Nakşibendî’Hâlidî kaynaklarında yukarıdaki tertiplerden biri esas alınmış olmakla birlikte bazı küçük farklılıklara da rastlanmakta, meselâ zikrin başında okunan yedi adet salavat için üç ile yirmi beş arasında değişen farklı sayılar verilmektedir. Sonunda bir defa salât-ı müncîye okunan şekli de vardır. Ayrıca İhlâs sûresinin 1000 adet okunduğu tertipler de kaydedilmiştir.
Bazı kaynaklarda hatm-i hâcegânın değişik sayılar ihtiva eden kısa şekillerine de yer verilmiştir. “Hatm-i hâcegân-ı sa-glr” denilen şeklinde yirmi beş istiğfar, yedi Fatiha, otuz üç salavat ve Nakşibendî-Hâlidî silsilesi okunduktan sonra yedi Fatiha. 100 salavat, 500 “yâ baki ente’l-bâki” duası, 100 salavat okunur, yedi Fatiha daha okunduktan sonra hatm-i hâcegân duası yapılır (Es’ad es-Sâhib, Nû-rü’t-fıidâye, s, 23; Muhammed el-Hânî, s. i 14). Hatm-i hâcegân her gün sabah akşam iki defa uygulanır; bu mümkün olmazsa pazartesi ve cuma yahut salı ve cuma günleri olmak üzere haftada iki defa yapılması da yeterli görülmüştür.
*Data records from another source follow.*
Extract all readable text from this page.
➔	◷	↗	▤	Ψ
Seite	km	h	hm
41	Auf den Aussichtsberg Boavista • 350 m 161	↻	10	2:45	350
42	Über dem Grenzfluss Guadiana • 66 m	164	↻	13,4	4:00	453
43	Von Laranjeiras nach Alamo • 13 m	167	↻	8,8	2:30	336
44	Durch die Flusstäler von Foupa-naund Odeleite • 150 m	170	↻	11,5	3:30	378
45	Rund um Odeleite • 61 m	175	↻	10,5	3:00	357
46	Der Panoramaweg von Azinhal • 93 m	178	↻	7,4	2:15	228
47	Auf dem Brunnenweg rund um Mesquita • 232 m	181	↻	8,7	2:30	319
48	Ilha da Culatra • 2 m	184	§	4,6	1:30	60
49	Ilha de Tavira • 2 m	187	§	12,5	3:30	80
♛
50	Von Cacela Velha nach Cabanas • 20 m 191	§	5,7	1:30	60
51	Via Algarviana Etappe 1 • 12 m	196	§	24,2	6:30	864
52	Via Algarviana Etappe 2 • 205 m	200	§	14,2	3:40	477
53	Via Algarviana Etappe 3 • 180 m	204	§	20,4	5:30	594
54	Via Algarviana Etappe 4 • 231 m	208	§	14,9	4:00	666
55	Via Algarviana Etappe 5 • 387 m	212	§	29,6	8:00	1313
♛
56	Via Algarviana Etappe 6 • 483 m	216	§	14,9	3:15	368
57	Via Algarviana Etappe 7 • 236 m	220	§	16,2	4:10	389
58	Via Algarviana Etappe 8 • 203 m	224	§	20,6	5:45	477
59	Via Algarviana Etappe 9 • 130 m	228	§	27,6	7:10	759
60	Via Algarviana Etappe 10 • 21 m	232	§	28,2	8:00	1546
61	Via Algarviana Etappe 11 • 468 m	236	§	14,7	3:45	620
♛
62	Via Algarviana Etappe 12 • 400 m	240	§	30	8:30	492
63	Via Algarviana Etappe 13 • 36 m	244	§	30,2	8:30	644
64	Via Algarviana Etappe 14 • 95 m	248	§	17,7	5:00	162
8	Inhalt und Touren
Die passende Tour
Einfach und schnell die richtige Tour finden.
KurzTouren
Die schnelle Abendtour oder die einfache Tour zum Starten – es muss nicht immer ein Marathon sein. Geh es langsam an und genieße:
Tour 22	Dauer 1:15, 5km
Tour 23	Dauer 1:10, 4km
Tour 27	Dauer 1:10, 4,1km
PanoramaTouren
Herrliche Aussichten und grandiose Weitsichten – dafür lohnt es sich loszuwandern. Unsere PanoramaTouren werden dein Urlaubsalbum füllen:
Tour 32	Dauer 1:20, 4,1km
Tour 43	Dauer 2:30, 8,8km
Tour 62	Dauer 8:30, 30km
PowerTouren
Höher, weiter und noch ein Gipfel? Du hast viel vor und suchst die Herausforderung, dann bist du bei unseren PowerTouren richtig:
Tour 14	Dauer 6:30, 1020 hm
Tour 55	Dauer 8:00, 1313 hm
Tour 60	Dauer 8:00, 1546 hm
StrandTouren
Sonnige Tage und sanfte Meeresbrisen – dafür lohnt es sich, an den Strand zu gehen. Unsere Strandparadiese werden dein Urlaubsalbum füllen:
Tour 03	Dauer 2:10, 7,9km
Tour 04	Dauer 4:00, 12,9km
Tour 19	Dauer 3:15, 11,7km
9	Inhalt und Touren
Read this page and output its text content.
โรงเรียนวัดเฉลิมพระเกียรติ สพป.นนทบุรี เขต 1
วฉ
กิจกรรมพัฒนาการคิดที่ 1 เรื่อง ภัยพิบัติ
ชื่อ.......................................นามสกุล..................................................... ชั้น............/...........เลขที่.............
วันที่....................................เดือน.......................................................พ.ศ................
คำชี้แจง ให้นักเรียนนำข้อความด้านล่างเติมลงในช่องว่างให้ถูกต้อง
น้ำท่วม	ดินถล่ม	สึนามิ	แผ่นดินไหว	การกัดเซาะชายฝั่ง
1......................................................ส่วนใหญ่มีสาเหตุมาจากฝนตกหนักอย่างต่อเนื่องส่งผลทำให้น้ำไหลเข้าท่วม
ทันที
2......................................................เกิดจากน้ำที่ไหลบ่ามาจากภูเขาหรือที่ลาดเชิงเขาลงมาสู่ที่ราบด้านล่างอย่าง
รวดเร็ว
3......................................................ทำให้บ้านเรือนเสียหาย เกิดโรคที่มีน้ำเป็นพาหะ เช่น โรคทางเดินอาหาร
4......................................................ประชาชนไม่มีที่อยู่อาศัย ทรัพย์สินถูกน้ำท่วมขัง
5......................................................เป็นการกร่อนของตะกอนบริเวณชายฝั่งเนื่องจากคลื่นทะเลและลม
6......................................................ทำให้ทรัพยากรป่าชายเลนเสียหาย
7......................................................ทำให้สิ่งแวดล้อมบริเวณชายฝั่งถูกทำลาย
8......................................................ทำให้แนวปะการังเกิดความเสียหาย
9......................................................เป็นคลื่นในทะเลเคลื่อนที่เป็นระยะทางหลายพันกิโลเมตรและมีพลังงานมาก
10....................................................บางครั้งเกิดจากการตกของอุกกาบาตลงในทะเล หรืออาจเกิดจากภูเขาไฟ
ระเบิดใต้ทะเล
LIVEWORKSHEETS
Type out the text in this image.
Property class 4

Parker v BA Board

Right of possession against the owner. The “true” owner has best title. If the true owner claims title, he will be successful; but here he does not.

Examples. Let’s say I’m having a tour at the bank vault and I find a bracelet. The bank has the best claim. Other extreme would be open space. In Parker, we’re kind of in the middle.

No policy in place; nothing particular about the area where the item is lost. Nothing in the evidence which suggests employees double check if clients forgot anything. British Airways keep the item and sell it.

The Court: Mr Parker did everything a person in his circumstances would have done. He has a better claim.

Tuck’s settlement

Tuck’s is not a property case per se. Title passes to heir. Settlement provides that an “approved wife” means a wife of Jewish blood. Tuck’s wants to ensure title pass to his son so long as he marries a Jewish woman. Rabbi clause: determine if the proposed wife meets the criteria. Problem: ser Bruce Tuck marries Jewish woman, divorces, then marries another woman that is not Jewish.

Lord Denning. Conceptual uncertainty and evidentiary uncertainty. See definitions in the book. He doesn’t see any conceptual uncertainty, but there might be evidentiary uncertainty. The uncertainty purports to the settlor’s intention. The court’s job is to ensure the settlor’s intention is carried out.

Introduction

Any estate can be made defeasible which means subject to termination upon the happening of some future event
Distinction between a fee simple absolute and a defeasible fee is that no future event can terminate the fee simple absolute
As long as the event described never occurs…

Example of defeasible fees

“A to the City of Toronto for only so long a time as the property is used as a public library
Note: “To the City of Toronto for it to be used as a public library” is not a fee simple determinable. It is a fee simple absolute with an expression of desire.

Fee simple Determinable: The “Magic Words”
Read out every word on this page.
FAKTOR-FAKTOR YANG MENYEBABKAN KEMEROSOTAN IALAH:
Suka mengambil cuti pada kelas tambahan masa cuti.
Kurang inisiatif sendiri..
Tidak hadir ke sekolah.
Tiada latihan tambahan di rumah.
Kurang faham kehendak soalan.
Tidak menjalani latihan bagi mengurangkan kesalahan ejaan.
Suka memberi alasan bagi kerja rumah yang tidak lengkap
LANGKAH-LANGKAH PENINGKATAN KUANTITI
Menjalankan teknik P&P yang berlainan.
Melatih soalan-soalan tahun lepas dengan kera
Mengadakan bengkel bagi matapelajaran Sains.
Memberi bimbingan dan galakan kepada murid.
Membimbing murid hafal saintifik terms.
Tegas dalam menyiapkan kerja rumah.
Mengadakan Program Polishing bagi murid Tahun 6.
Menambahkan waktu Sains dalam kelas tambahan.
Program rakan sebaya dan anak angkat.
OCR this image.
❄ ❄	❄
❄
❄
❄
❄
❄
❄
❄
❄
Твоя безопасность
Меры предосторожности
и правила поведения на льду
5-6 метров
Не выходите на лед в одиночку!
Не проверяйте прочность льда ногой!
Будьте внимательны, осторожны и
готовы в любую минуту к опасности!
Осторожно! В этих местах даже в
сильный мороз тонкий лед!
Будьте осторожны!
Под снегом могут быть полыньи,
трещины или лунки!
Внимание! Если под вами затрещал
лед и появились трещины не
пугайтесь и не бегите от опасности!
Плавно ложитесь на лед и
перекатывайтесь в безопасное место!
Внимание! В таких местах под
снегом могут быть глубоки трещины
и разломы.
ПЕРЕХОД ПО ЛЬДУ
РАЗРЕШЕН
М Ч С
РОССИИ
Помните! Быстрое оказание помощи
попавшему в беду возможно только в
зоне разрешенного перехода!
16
Kısaltılarak “hatme” diye de anılan hatm-i hâcegânın değişik şekillerde icra edilmesi ve virdlerin belli sayılarda okunmasının ayrı ayrı sebepleri olduğu belirtilmektedir. Fâtiha’nın yedi defa okunması yedi âyet olduğu içindir. Sonunda tekrar okunmakla “seb’u’l-mesânr olur. Birinci tertipte sûrelerin Fatiha, İnşirah, İhlâs şeklinde sıralanması Kur’an’daki sıraya uygunluk için, ikinci tertipte salavatın Fâtiha’dan sonra okunması, iki salavat arasında yapılan duaların makbul olacağına dair bir rivayet bulunmasından dolayıdır. Birinci ve üçüncü tertiplerde duadan sonra salavatın getirilmesi de aynı sebepledir. Üçüncü tertipte İnşirah sûresinin İhlâs’tan sonra okunması İnşirah sûresinde cemâl sıfatı galip olduğu içindir: ayrıca sûre duaya daha yakın okunarak Allah ile ünsiyet sağlama ve bu şekilde duanın kabul edilmesini kolaylaştırma amacı güdülür (Abdullah Salâhî Uşşâki, vr. 75b-76b).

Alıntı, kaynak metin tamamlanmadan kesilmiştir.